Streichman himself was another reason Grier said he left the county. "His experience and his knowledge is overlooked sometimes," he said.
"But as an attorney, when you're in the business, you recognize what a talent he is. I can learn so much from him."
Going back to school at 40 was a challenge, but he wasn't the oldest person in his law class.
"There was a gal there who was 73 years old Delores and I told her, between the two of us, we skewed the median age by about 40 years."
Grier was also challenged by the negative stereotypes about lawyers.
"I thought I was doing a good thing by going back to school (to become a lawyer), so it actually caught me a bit by surprise.
"I heard every lawyer joke out there, but it got to the point where I could ruin their fun by telling them the punch line before they finished the joke."
It's an image he said law schools are working hard to eradicate.
"There is a push in law school to (produce more) ethical attorneys.
"They require professionalism classes and an ethics class, and I think that's all because of the bad image attorneys have."
While Grier believes some lawyers have earned the negative reputation, part of the problem is the system itself.
"It's an adversarial system where we zealously argue for defendants and we try to prosecute at the same time.
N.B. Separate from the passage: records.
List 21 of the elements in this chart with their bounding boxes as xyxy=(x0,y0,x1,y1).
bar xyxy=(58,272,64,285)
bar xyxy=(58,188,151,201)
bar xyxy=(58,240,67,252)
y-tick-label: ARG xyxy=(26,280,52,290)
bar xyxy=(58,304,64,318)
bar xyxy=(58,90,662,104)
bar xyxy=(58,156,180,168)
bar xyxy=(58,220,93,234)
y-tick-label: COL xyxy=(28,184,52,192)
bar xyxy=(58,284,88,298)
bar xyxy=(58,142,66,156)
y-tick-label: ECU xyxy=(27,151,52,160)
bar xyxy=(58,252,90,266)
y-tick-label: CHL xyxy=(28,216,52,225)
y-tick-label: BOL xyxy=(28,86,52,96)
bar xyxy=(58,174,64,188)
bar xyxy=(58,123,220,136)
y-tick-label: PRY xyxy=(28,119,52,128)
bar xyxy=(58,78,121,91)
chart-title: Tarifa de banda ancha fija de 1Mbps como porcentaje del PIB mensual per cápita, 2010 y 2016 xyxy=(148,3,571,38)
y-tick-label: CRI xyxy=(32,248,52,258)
I don't know if there is a better system out there.
"I don't have to defend somebody I don't believe in," he said. "There are victims out there, and I am arguing for the victim. As a prosecutor, I am doing something for this victim. While I realize the importance of defense attorneys, I think I'd have a problem being one."
He also thinks his late start pursuing his new career has made him a better lawyer.
"Life humbles us and beats us up and teaches us that there are different ways of looking at things," he said. "I hope that I bring that to this office as well as my prosecuting abilities."